Szycie dla siebie było świetną rozrywką i pozwalało zaoszczędzić nieco pieniędzy, lecz nie uważała, by mogłaby tworzyć ubrania dla kogoś. Wątpiła, by ktokolwiek chciał w nich chodzić. 

— Fakt, na pewno jeszcze wiele się musisz nauczyć, ale wcale nie przesadzam! Poza tym najpierw mogłabyś robić jakieś drobne poprawki, nie wiem, nie znam się, a z czasem zaczęłabyś szyć ludziom ubrania. Na pewno cieszyłyby się ogromnym powodzeniem!

Joan uśmiechnęła się szeroko. Cieszyło ją, że Fred miał takie zdanie o jej projektach. Jego wsparcie było czymś naprawdę cennym. Ucałowała go w czoło i odłożyła miarkę, po czym rozłożyła się na sofie. Ogarnęło ją piekielne zmęczenie. Branie miary z Freda trwało dwa razy dłużej, niż gdy mierzyła mamę albo dziadka. Oni zawsze starali się jej ułatwić całą rzecz, narzeczony zaś wszystko tylko utrudniał. 

Fred usiadł na podłodze, tuż obok sofy, i złapał Joan za rękę. Pisnęła, kiedy zaczął na niej składać drobne pocałunki. Posłała mu pełne miłości spojrzenie i westchnęła. 

— A gdzie zrobimy pokój dziecinny? — zapytał nagle, wyrywając ją z zamyślenia. 

— Pokój dziecinny? — zdumiała się. 

— No tak... Przecież będziemy mieć dzieci, prawda?

— Chyba tak... 

Nie myślała, że poruszenie tego tematu z narzeczonym okaże się czymś tak krępującym. Przecież dzieci w małżeństwie powinny być czymś zupełnie naturalnym, a ona tak się wstydziła. 

Fred odwrócił się i popatrzył na nią z czułością. Wbiła wzrok w podłogę, nie chcąc, by dostrzegł, że krępuje się mówić o potomstwie. W końcu to łączyło się z... wiadomo z czym. A nawet mimo nieprzyzwoitych myśli, które czasem ją nawiedzały, nie wyobrażała sobie siebie z Fredem w takiej sytuacji. 

Spojrzała na rozmarzone oblicze Freda i uśmiechnęła się. 

— Chciałbym mieć dzieci, chociaż nie wiem, czy nie będą się wstydziły takiego ojca...

— Oczywiście, że nie. Jesteś bohaterem, nie zbrodniarzem. Będę im to powtarzać codziennie. Tobie też muszę zacząć, żebyś w końcu to pojął. Jeśli ktoś tu jest przestępcą, to tylko ten człowiek. 

Miała już dość tego, jak Fred ciągle się obwiniał. Musiał w końcu pojąć, że nie był niczemu winien. Odpokutował już za wszystko i powinien zacząć normalnie żyć. 

— Joan, wcale...

— Cicho już, mam tego dojść! — krzyknęła. — Jesteś najcudowniejszym mężczyzną, jakiego znam, rozumiesz?
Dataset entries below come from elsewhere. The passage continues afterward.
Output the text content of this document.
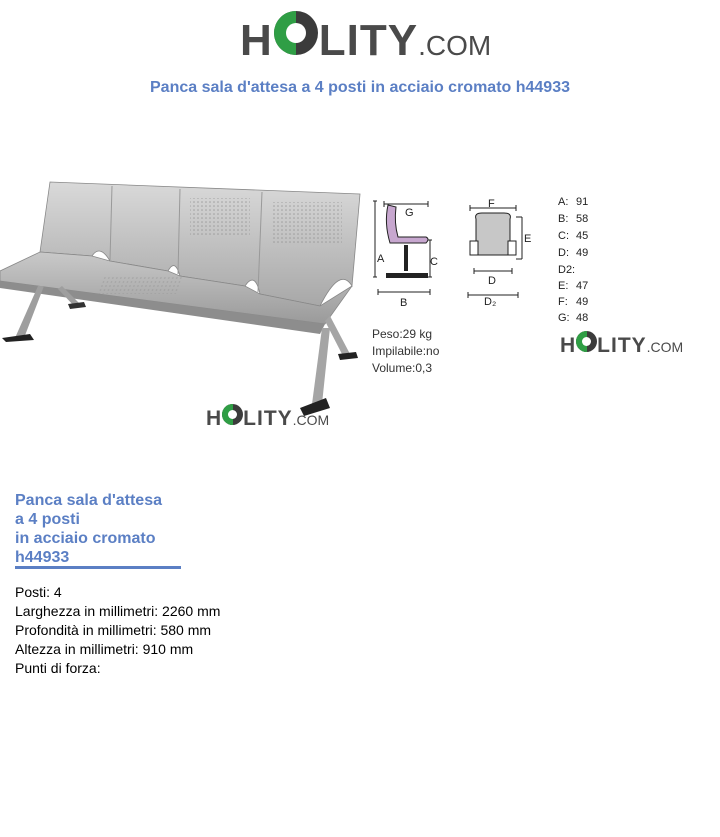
H LITY .COM
Panca sala d'attesa a 4 posti in acciaio cromato h44933
H LITY .COM
G
A	C
B
F
E
D
D₂
Peso:29 kg
Impilabile:no
Volume:0,3
A: 91
B: 58
C: 45
D: 49
D2:
E: 47
F: 49
G: 48
H LITY .COM
Panca sala d'attesa
a 4 posti
in acciaio cromato
h44933
Posti: 4
Larghezza in millimetri: 2260 mm
Profondità in millimetri: 580 mm
Altezza in millimetri: 910 mm
Punti di forza:
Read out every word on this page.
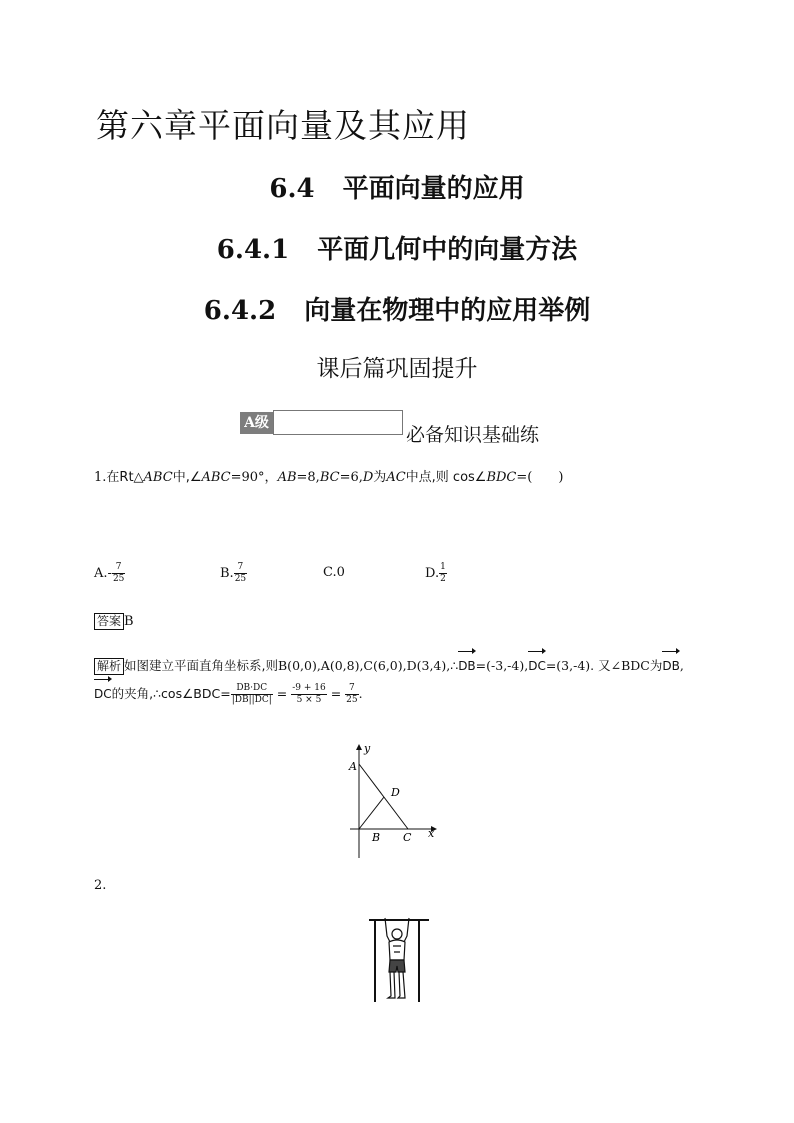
第六章平面向量及其应用
6.4 平面向量的应用
6.4.1 平面几何中的向量方法
6.4.2 向量在物理中的应用举例
课后篇巩固提升
A级
必备知识基础练
1.在Rt△ABC中,∠ABC=90°，AB=8,BC=6,D为AC中点,则 cos∠BDC=(　　)
$A.- \frac{7}{25}$	B. $\frac{7}{25}$	C.0	D. $\frac{1}{2}$
答案 B
解析 如图建立平面直角坐标系,则B(0,0),A(0,8),C(6,0),D(3,4),∴DB=(-3,-4),DC=(3,-4). 又∠BDC为DB,
DC的夹角,∴cos∠BDC= $\frac{DB\cdot DC}{|DB||DC|} = \frac{-9 + 16}{5 \times 5} = \frac{7}{25}$ .
y
A
D
B C x
2.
Jesteś dobry, czuły, uczciwy, przystojny, a do tego będziesz najlepszym mężem i ojcem, jakiego mogę sobie wyobrazić. A teraz ucisz się i pocałuj mnie! 

Fred jednak nic nie uczynił. Patrzył na nią ze zdumieniem, jakby nie mógł uwierzyć, że narzeczona była zdolna do takiego wybuchu. Sama się tego po sobie nie spodziewała, ale była dumna. 

Wciąż kipiąca od emocji, przycisnęła swoje usta do jego i pocałowała Freda gwałtownie. Czuła, że narzeczony jest zdumiony jej zachowaniem. Podobało się jej to. Chciała więcej i więcej, a że on nie zamierzał jej tego dać, sama musiała sobie wziąć. 

Wtem posłyszeli głośne miauczenie. Oderwali się od siebie, by ujrzeć Mruczusia, który siedział przed nimi na dywanie i domagał się jedzenia. 

— No wiesz co, paskudo! — fuknęła na niego Joan. — Przerywać w takim momencie!

— To strażnik moralności — zaśmiał się Fred. — Już, nakarmimy cię, a potem twój pan jeszcze nasyci się swoją miłością. Tylko nie miaucz już, błagam!

*

Fred zaklął cicho,  kiedy zobaczył nadchodzącą panią Smith. Musiała przyjechać autobusem po swoje auto. Cieszył się, że w końcu może skończą swoje sprawy, ale na myśl o tym, że zaraz będzie musiał z nią rozmawiać, robiło mu się niedobrze. Jedyną zaletą pani Smith była piękna twarz, ale ona absolutnie nie mogła zrekompensować ohydnego charakteru. 

— Dzień dobry! — krzyknęła, gdy znalazła się przed warsztatem.

— Dzień dobry, pani Smith. Pani samochód jest już gotowy do odbioru. 

— Wygląda pan dziś dużo lepiej niż ostatnio. Czy coś się zmieniło? Może... w życiu prywatnym zaczęło się układać? Albo zyskał pan nowych klientów... — Patrzyła na niego uwodzicielsko, uśmiechając się. 

— Powodzi mi się bardzo dobrze, zaręczam. 

— A czy nie chciałby pan... spotkać się na nieco bardziej... prywatnym gruncie? — zapytała. 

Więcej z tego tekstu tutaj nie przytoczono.